"...la poesía viene de un lugar que nadie controla, que nadie conquista."
Línea del discurso de Cohen al recibir el Premio Príncipe de Asturias de las Letras.
Apenas hace unas cuantas semanas lo tuve muy presente y me acabo de enterar, dejándome una tristeza profunda -y extraña, para quien no pierde a un ser querido inmediato- de que acaba de morir Leonard Cohen, un referente poderoso para aquellos que escuchamos sus canciones tan nostálgicas y tantas veces tristes, en plena adolescencia.

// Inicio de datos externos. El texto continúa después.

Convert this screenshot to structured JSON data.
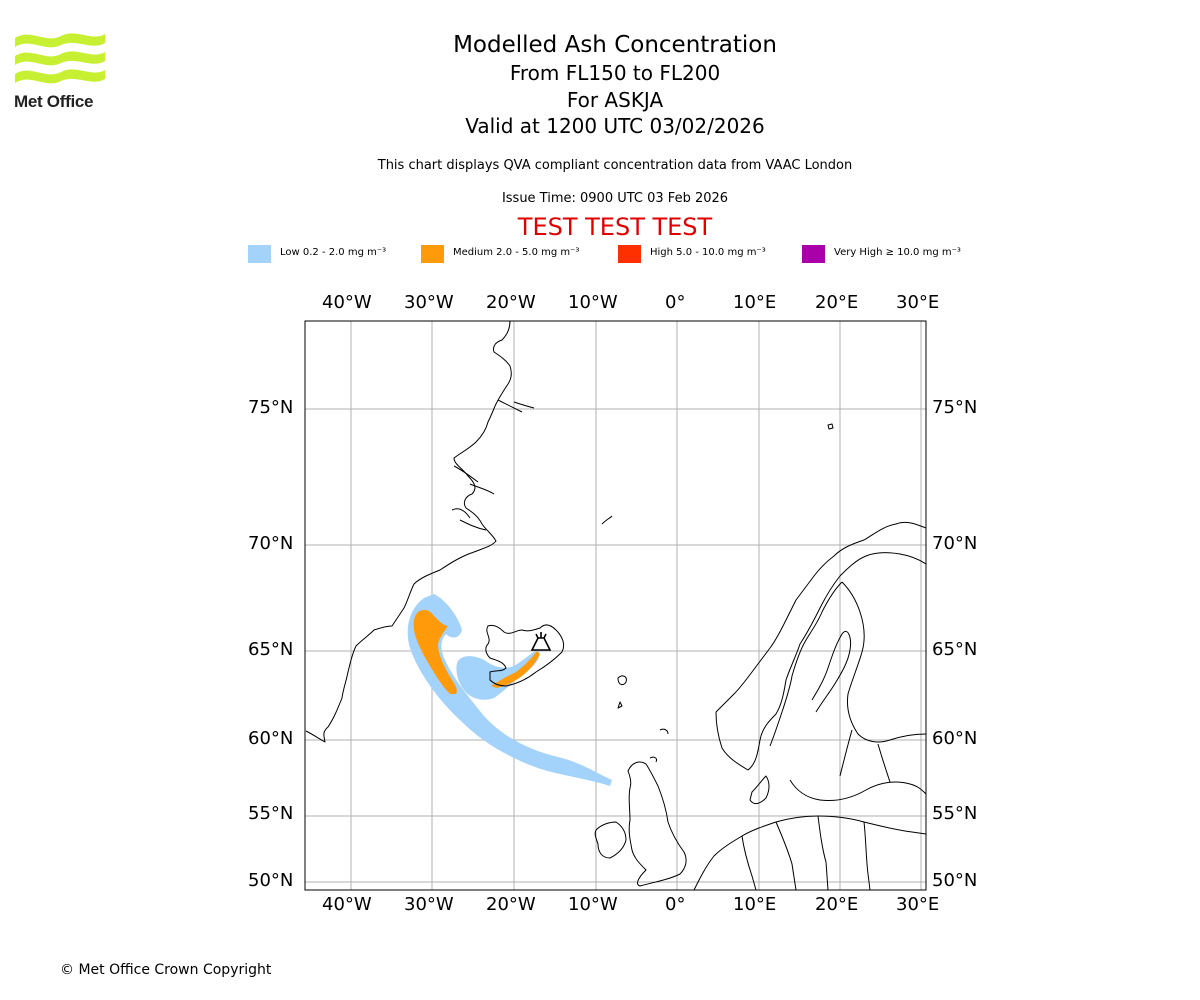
{
  "header": {
    "logo_text": "Met Office",
    "title": "Modelled Ash Concentration",
    "level_range": "From FL150 to FL200",
    "volcano": "For ASKJA",
    "valid_time": "Valid at 1200 UTC 03/02/2026",
    "description": "This chart displays QVA compliant concentration data from VAAC London",
    "issue_time": "Issue Time: 0900 UTC 03 Feb 2026",
    "test_banner": "TEST TEST TEST"
  },
  "legend": [
    {
      "label": "Low 0.2 - 2.0 mg m⁻³",
      "color": "#a3d2fa"
    },
    {
      "label": "Medium 2.0 - 5.0 mg m⁻³",
      "color": "#ff9a0a"
    },
    {
      "label": "High 5.0 - 10.0 mg m⁻³",
      "color": "#ff3000"
    },
    {
      "label": "Very High ≥ 10.0 mg m⁻³",
      "color": "#aa00aa"
    }
  ],
  "map": {
    "longitude_labels": [
      "40°W",
      "30°W",
      "20°W",
      "10°W",
      "0°",
      "10°E",
      "20°E",
      "30°E"
    ],
    "latitude_labels": [
      "75°N",
      "70°N",
      "65°N",
      "60°N",
      "55°N",
      "50°N"
    ],
    "lon_range": [
      -45.5,
      30.5
    ],
    "lat_range": [
      49.7,
      77.5
    ],
    "volcano_marker": {
      "name": "ASKJA",
      "lon": -16.75,
      "lat": 65.03
    }
  },
  "footer": {
    "copyright": "© Met Office Crown Copyright"
  }
}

Su intenso recuerdo y reflexión en solitario se me vino a la memoria en dos tiempos; con el aparecimiento de su nuevo, y ya ha último disco "You Want it Darker", y cuando lamenté que el premio Nobel de Literatura, si es que tenían que habérselo concedido a un músico emblemático, no se le hubiera dado a él, en vez de al otro gran músico y poeta, a caballo de dos siglos, el autor de "La respuesta está en el viento". Claro, esto mío es una arbitraria cuestión de preferencias y de inclinaciones, no de jerarquías de talentos: he sido siempre más dado a apreciar melodías que me conmuevan en oleadas poéticas, en vez de motivarme las ráfagas violentas del Rock.
A mi regreso de mi primer viaje a Europa en 1973, volví a México con tres LP. Dos de ellos regalados por sus autores, Paco Ibáñez y Alberto Cedrón, a quienes tuve la fortuna de conocer y tratar brevemente en París, en un episodio con esos ribetes de magia que me ha regalado la vida. Y el tercer disco de 33 revoluciones fue precisamente el álbum de Leonard Cohen que había grabado el gran artista canadiense seis años antes, y que contenía la memorable, trascendente canción de "Suzanne". Sucede que ese disco inauguró, en mi educación sentimental, la lista de autores de culto y representó, entonces, influjo similar al que consolidaría mi atracción por la poesía y mi apego a escritores que han ido apuntalando mi formación intelectual.
A Leonard Cohen tuve la ocasión de escucharlo cantar en vivo en un destartalado auditorio, en las afueras de Madrid, allá por el año de 1977. Era una noche que diluviaba, pero no importaba llegar empapado con tal de escuchar el mensaje de un trovador medieval moderno, vestido de negro del sombrero hasta las botas, dueño de un mensaje existencial portentoso.
Y diez años más tarde, volvería a escucharlo, extasiado, en un decadente teatro de Roma, con incómodos asientos de madera y cortinas roídas, desde una segunda o tercera fila, distancia esa privilegiada para fijar la imagen de un rostro con unas facciones que expresaban tanto como su voz.
Ahora, alta madrugada, momento en que supe de su partida definitiva, me conmueve escuchar y tener presente que Leonard Cohen tuvo la elegancia y el valor de declarar, en una canción de su último disco, que estaba preparado para partir. También volví a releer el discurso que improvisó de manera brillante y en extremo sensible, en ocasión de recibir el Premio Príncipe de Asturias de las Letras en 2011. Es un testimonio de la grandeza de un hombre que reconoció la importancia para su obra del hallazgo de García Lorca, y en él rindió un homenaje al anónimo maestro de guitarra español que le enseñó sus primeros acordes, pocos días antes de suicidarse.
Con estas líneas apresuradas me sumo al pesar por la pérdida de uno de los grandes artistas de nuestra época. Además de la fascinación que siempre me despertó ese estilo suyo rebosante de ternura, expresado con la gravedad de una voz telúrica, también me ha causado una perdurable impresión un detalle aparentemente accesorio, la contraportada de uno de sus discos, "Songs from a Room".
Trataré de dibujar esa capa con palabras tan despojadas como la imagen del disco que me reveló una bella filosofía de vida entre la bohemia, los viajes y cierta dimensión minimalista. Aparece una habitación que bien podría ser la de una pensión en una isla griega. Un lecho simple; una mesa con un tablero de ajedrez y una mujer hermosa, cubierta su desnudez con una toalla; escribiendo en una Olivetti y sonriendo a quien le dicta, quiero pensar, captándola con el lente de la nostalgia perpetua de una cámara Polaroid.
De esa poderosa estampa se desprende una lección y ya un legado de Leonard Cohen: el clima de poesía y la austeridad existencial, elementos imprescindibles de una vida plena de artista, en
el ejercicio riguroso de su creación y del amor.